The Contact Form 7 – PayPal & Stripe Add-on plugin for WordPress, in all versions up to and including 2.4.9, contains a payment bypass vulnerability in the PayPal IPN handler (cf7pp_paypal_ipn_handler()) located in /includes/payments/paypal_handler.php. The handler correctly validates IPN authenticity by posting back to PayPal with cmd=_notify-validate [1][3], but it fails to compare the IPN payload's mc_gross (payment amount), mc_currency, or receiver_email fields against the corresponding stored order values.
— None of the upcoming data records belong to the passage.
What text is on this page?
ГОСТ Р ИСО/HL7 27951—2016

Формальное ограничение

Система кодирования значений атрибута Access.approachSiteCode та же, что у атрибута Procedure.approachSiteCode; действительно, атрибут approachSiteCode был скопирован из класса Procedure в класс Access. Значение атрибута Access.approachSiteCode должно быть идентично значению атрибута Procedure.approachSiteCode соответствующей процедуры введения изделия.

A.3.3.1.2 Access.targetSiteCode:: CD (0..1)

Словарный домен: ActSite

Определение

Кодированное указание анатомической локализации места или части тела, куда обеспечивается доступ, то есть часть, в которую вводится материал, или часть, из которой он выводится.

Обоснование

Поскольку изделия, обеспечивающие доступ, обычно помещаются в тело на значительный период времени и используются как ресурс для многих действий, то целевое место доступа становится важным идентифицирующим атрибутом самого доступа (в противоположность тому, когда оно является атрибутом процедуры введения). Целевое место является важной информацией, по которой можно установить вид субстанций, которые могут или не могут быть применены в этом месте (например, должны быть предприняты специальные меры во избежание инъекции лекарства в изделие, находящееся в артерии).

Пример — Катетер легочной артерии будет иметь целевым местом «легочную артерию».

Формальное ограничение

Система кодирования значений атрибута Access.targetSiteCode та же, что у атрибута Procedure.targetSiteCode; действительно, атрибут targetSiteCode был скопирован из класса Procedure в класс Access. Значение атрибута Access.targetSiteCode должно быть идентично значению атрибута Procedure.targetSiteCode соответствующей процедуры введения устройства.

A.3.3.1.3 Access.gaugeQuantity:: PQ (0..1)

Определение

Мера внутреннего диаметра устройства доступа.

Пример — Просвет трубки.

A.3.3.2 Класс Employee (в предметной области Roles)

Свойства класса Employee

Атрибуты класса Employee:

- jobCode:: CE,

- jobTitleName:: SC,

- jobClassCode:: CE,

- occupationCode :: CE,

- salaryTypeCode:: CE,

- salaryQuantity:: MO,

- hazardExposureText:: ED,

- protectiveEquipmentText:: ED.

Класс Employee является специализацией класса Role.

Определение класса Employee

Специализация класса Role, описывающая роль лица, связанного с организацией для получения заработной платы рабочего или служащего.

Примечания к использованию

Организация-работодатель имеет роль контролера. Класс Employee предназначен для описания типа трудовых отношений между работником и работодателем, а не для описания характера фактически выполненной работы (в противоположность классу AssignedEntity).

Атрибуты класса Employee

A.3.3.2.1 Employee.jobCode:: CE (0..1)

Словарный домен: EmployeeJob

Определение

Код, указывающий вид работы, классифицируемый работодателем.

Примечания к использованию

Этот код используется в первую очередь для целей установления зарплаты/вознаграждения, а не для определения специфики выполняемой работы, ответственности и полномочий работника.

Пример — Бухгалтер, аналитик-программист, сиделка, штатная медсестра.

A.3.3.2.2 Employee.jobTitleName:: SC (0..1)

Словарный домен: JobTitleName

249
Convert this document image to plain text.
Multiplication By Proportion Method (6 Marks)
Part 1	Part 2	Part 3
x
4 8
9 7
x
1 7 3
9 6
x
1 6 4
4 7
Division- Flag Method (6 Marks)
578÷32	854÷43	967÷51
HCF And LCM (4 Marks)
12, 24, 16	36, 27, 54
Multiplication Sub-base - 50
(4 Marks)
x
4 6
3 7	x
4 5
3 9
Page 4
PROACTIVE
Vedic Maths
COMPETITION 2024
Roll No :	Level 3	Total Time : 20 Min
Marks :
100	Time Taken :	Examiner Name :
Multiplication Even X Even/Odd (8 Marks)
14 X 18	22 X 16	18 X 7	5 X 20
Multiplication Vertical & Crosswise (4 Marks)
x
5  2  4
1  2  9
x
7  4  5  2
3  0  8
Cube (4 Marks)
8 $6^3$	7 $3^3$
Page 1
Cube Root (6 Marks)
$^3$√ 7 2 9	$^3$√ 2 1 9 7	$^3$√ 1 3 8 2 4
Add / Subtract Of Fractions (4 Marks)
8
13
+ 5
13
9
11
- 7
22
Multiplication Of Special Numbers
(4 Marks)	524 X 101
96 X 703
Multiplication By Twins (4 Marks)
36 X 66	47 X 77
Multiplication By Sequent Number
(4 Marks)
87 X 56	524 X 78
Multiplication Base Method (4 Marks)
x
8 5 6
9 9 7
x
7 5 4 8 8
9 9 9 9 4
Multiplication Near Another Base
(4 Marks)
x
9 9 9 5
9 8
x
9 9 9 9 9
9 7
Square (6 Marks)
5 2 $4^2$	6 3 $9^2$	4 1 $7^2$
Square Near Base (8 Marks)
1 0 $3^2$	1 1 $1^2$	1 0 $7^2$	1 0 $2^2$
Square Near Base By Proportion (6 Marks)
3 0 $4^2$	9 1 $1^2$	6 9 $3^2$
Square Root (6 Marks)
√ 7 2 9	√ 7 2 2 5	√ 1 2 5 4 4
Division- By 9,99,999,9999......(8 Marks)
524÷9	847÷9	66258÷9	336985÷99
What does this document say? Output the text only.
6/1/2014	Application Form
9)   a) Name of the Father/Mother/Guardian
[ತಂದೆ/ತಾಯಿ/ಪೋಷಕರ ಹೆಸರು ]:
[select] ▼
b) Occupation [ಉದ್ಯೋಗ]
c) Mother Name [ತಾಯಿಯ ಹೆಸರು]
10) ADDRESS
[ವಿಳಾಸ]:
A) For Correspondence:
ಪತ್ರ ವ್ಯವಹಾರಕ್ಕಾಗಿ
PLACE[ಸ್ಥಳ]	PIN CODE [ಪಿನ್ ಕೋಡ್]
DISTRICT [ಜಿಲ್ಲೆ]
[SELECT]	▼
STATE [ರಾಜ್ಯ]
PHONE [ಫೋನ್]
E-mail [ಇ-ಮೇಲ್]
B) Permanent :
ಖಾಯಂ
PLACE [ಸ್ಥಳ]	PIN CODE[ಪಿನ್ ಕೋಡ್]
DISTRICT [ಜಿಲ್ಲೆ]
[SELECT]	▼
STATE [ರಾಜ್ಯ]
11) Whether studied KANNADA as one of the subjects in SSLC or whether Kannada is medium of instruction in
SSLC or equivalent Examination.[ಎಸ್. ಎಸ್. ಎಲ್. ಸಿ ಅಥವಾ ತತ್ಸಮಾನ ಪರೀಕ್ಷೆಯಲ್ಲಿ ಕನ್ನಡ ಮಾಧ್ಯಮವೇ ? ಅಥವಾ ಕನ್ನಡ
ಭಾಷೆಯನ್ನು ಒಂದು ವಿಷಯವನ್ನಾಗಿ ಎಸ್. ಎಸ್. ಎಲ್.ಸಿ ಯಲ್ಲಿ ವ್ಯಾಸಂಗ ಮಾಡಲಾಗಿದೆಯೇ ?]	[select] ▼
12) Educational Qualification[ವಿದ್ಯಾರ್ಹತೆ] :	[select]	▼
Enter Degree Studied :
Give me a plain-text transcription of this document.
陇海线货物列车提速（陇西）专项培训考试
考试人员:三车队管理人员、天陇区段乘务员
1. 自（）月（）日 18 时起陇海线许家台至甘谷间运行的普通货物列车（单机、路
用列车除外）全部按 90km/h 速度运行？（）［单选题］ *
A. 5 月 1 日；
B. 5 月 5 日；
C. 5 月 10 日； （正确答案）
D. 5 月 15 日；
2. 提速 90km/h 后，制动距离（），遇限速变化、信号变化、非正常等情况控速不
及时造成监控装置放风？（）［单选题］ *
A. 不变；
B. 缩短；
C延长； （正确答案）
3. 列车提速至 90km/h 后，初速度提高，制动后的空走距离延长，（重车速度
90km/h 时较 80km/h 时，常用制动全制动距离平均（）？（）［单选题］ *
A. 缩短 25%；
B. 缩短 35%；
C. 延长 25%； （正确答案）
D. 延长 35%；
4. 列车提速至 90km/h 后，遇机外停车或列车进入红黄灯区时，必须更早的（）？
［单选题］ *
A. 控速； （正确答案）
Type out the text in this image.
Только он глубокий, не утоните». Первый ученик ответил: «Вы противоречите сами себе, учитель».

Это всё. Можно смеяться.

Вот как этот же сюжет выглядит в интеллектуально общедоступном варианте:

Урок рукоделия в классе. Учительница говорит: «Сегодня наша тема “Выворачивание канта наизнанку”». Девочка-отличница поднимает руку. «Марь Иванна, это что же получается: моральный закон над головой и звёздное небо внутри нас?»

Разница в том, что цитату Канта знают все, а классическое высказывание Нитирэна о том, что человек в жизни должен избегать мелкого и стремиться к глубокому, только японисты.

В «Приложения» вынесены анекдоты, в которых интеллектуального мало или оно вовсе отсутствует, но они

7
Instead, it passes the attacker-controlled invoice field directly to cf7pp_complete_payment(), which only performs an integer cast on the payment ID and verifies the post type and pending status, with no amount verification [1][2].

Exploitation

An unauthenticated attacker can exploit this vulnerability by first making a minimal real PayPal payment (e.g., $0.01) to a store using the plugin and capturing the resulting IPN parameters. The attacker then crafts a forged IPN notification where the invoice parameter references the ID of a high-value pending order (e.g., $100), while keeping the mc_gross at the minimal amount. By sending this crafted IPN to the plugin's REST API IPN endpoint, the cf7pp_ipn_handler() validates the payload via PayPal's verification service (which will confirm the minimal payment as valid) and then calls cf7pp_complete_payment() with the targeted order ID [3][4]. The function marks the order as completed without checking that the payment amount matches the order's expected amount [1][2].

Impact

Successful exploitation allows an unauthenticated attacker to mark arbitrary high-value pending orders as fully paid, effectively bypassing the required payment amount. This enables attackers to complete purchases (e.g., digital goods, services) without tendering the full price, resulting in financial loss for the merchant and unauthorized acquisition of products or services.

Mitigation

As of the publication date (2026-05-29), no patched version has been released for the Contact Form 7 – PayPal & Stripe Add-on plugin. The vulnerability affects all versions up to and including 2.4.9. Users should monitor the plugin's update channel for a fixed release. In the interim, site administrators can consider disabling the PayPal IPN callback or implementing custom validation of IPN mc_gross, mc_currency, and receiver_email against stored order metadata, though no official workaround is provided in the references. The CVE is not listed in CISA's Known Exploited Vulnerabilities (KEV) catalog as of this writing.